Every Christmas we hang paper garlands and lanterns. It wouldn't feel like Christmas without them. Once they are up it totally transforms the room into an Aladdin's cave.

Paper lanterns and garlands are a British tradition. Two lanterns were used to celebrate the coronation of Queen Elizabeth. The Union Jack is on the front with the words "God save the Queen" circling the base.

Tuesday, December 18, 2012

2012 Christmas Tree

Our Christmas tree is up! Well, to be honest, it has been up for about 2 weeks. With shopping and everything that happens at this time of year I haven't had the time to photograph it to show you this year's tree.

We decided that this year we would use the big 6.5' feather tree that I made years ago in place of a live tree and put the $30.00 or more towards presents. For the very first time none of our kids will be here for Christmas but that is life and I am still going to decorate!

Click on the images to see the larger version. I suppose everyone knows that by now but I still feel like I should mention it.

I didn't want to use the decorations that we always use on the live tree so I pulled out my collection of noisemakers and party hats. I like a tree to reach to the ceiling and 6.5' is shy of touching it by 1.5'. The tree was plunked into a large white fiberglass urn from my display props and there we go almost 7.5' tall.

My large noisemakers and party hats are hung in front cascading to the floor. Alphonse, the snowman marotte that I made a few years ago, has a place of honour beside an extremely large party hat. All of my tissue paper and vegetal fibre leis drape from the top of the urn adding texture as well as disguising the blanket. 

Here is a close-up of Alphonse and some of the noisemakers.

I used some of the old tinsel roping on the tree to add sparkle.

The smaller of the party hats are on the tree.

I am rather fond of this cowboy party hat, it was a gift from a friend.

The red rope is 1940's cellophane garlanding.
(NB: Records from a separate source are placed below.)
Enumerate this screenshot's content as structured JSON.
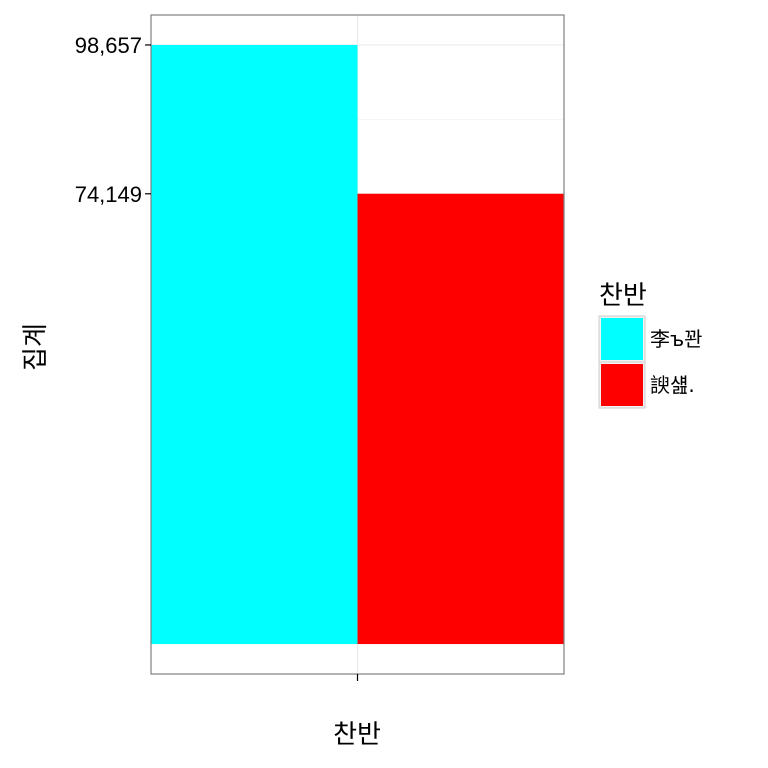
{
  "chart_data": {
    "type": "bar",
    "categories": [
      ""
    ],
    "series": [
      {
        "name": "李ъ꽌",
        "values": [
          98657
        ],
        "color": "#00FFFF"
      },
      {
        "name": "諛섎.",
        "values": [
          74149
        ],
        "color": "#FF0000"
      }
    ],
    "ylabel": "집계",
    "xlabel": "찬반",
    "ytick_labels": [
      "74,149",
      "98,657"
    ],
    "ytick_values": [
      74149,
      98657
    ],
    "ylim": [
      -4933,
      103590
    ],
    "grid": true,
    "legend": {
      "title": "찬반",
      "position": "right"
    }
  }
}
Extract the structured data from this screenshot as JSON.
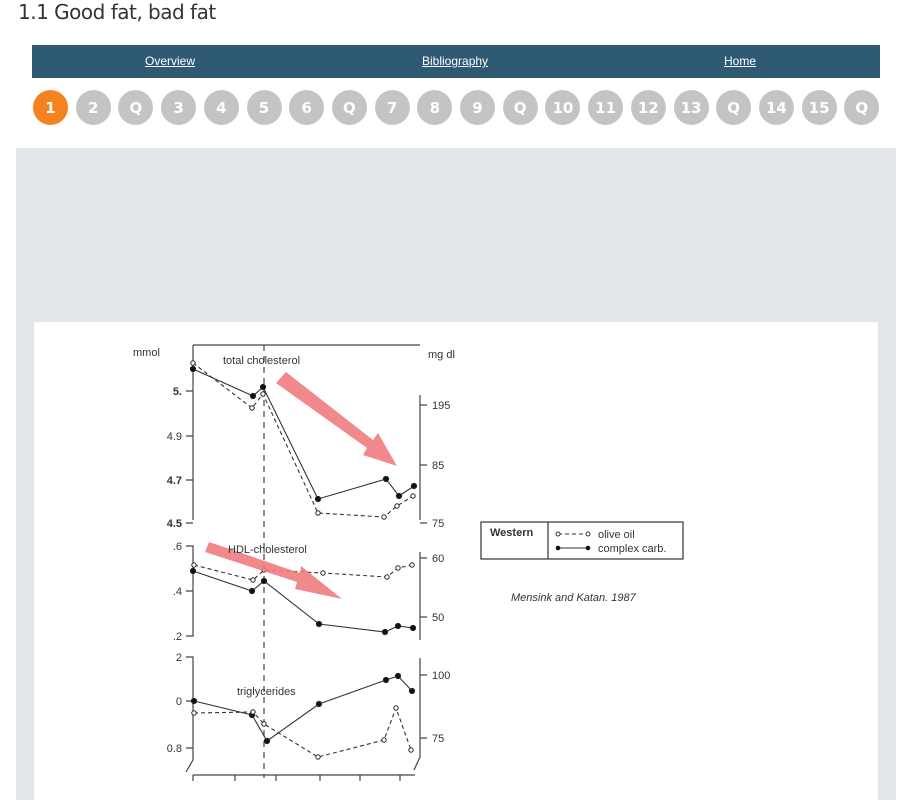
{
  "page": {
    "title": "1.1 Good fat, bad fat"
  },
  "nav": {
    "links": [
      "Overview",
      "Bibliography",
      "Home"
    ]
  },
  "pager": {
    "items": [
      "1",
      "2",
      "Q",
      "3",
      "4",
      "5",
      "6",
      "Q",
      "7",
      "8",
      "9",
      "Q",
      "10",
      "11",
      "12",
      "13",
      "Q",
      "14",
      "15",
      "Q"
    ],
    "active_index": 0,
    "active_color": "#f5821f",
    "inactive_color": "#c4c4c4"
  },
  "figure": {
    "left_unit": "mmol",
    "right_unit": "mg dl",
    "panels": {
      "total": {
        "label": "total cholesterol",
        "left_ticks": [
          "5.",
          "4.9",
          "4.7",
          "4.5"
        ],
        "right_ticks": [
          "195",
          "85",
          "75"
        ]
      },
      "hdl": {
        "label": "HDL-cholesterol",
        "left_ticks": [
          ".6",
          ".4",
          ".2"
        ],
        "right_ticks": [
          "60",
          "50"
        ]
      },
      "trig": {
        "label": "triglycerides",
        "left_ticks": [
          "2",
          "0",
          "0.8"
        ],
        "right_ticks": [
          "100",
          "75"
        ]
      }
    },
    "legend": {
      "group": "Western",
      "dashed": "olive oil",
      "solid": "complex carb."
    },
    "citation": "Mensink and Katan. 1987",
    "arrow_color": "#f07c80"
  }
}
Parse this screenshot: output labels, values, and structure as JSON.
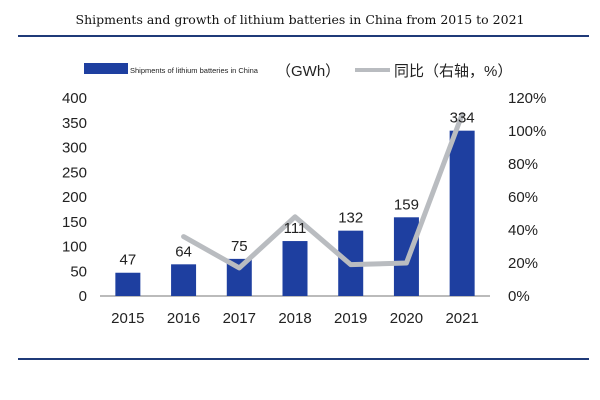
{
  "colors": {
    "bar": "#1e3fa0",
    "line": "#b9bcc0",
    "rule": "#1f3a78",
    "text": "#222222"
  },
  "chart_data": {
    "type": "bar",
    "title": "Shipments and growth of lithium batteries in China from 2015 to 2021",
    "categories": [
      "2015",
      "2016",
      "2017",
      "2018",
      "2019",
      "2020",
      "2021"
    ],
    "series": [
      {
        "name": "Shipments of lithium batteries in China",
        "unit_label": "（GWh）",
        "type": "bar",
        "axis": "left",
        "values": [
          47,
          64,
          75,
          111,
          132,
          159,
          334
        ]
      },
      {
        "name": "同比（右轴，%）",
        "type": "line",
        "axis": "right",
        "values": [
          null,
          36,
          17,
          48,
          19,
          20,
          110
        ]
      }
    ],
    "data_labels": [
      "47",
      "64",
      "75",
      "111",
      "132",
      "159",
      "334"
    ],
    "y_left": {
      "ylim": [
        0,
        400
      ],
      "ticks": [
        "0",
        "50",
        "100",
        "150",
        "200",
        "250",
        "300",
        "350",
        "400"
      ]
    },
    "y_right": {
      "ylim": [
        0,
        120
      ],
      "ticks": [
        "0%",
        "20%",
        "40%",
        "60%",
        "80%",
        "100%",
        "120%"
      ]
    },
    "legend": "top",
    "grid": false
  }
}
The rich deep red of the cellophane looks amazing against the green tree. Hanging on one of the branches you can see one of the many wooden ratchets that I own.

Anything can be used to decorate a tree. When tinsel and Christmas tree lights are added for some reason it looks like Christmas!

I have collected silver metal baskets from the 1960's and put all of the smaller items in them.

A look at the back of the tree and the disco balls that are hanging from the ceiling.

Last, but not least, is the tree topper. It definitely is not the star of Bethlehem! Those big nose eyeglasses are from the 1950's.

The Japanese paper Santa lantern I bought in China town about 15 years ago for $3.00.  The store called "The Orient", a Victoria landmark, was going out of business and all of the old stock was for sale. I wish that I had bought the lot. Last year I saw a smaller version of this lantern for sale for $60.00!

I'll show you the mantle next post, more party hats and noisemakers.

Monday, December 17, 2012

2012 Christmas Topiary Tree

Last Thursday night the church that we go to had a get together for the adults at a coffee shop in town. Nicole our daughter-in-law did the food, it was amazing. She asked me if I could decorate for the evening. There wasn't a lot of room so I came up with this topiary Christmas tree.

The heavy green ceramic vase  has a narrow base of just under 4", in order to weight the base and stabilize this top heavy tree I filled the vase with marble sand. The marble sand also holds the boxwood topiary in place.

The tree is made from bits and pieces from dismantled window displays. The bows and the cake are from last years Christmas window at Hillside Shopping Centre. The topiary was used in a summer window.  All of the faux crystallized fruit I found at Salvation Army.

This little piece of silliness stands about 5' tall and is now on my computer desk for the rest of the holiday season.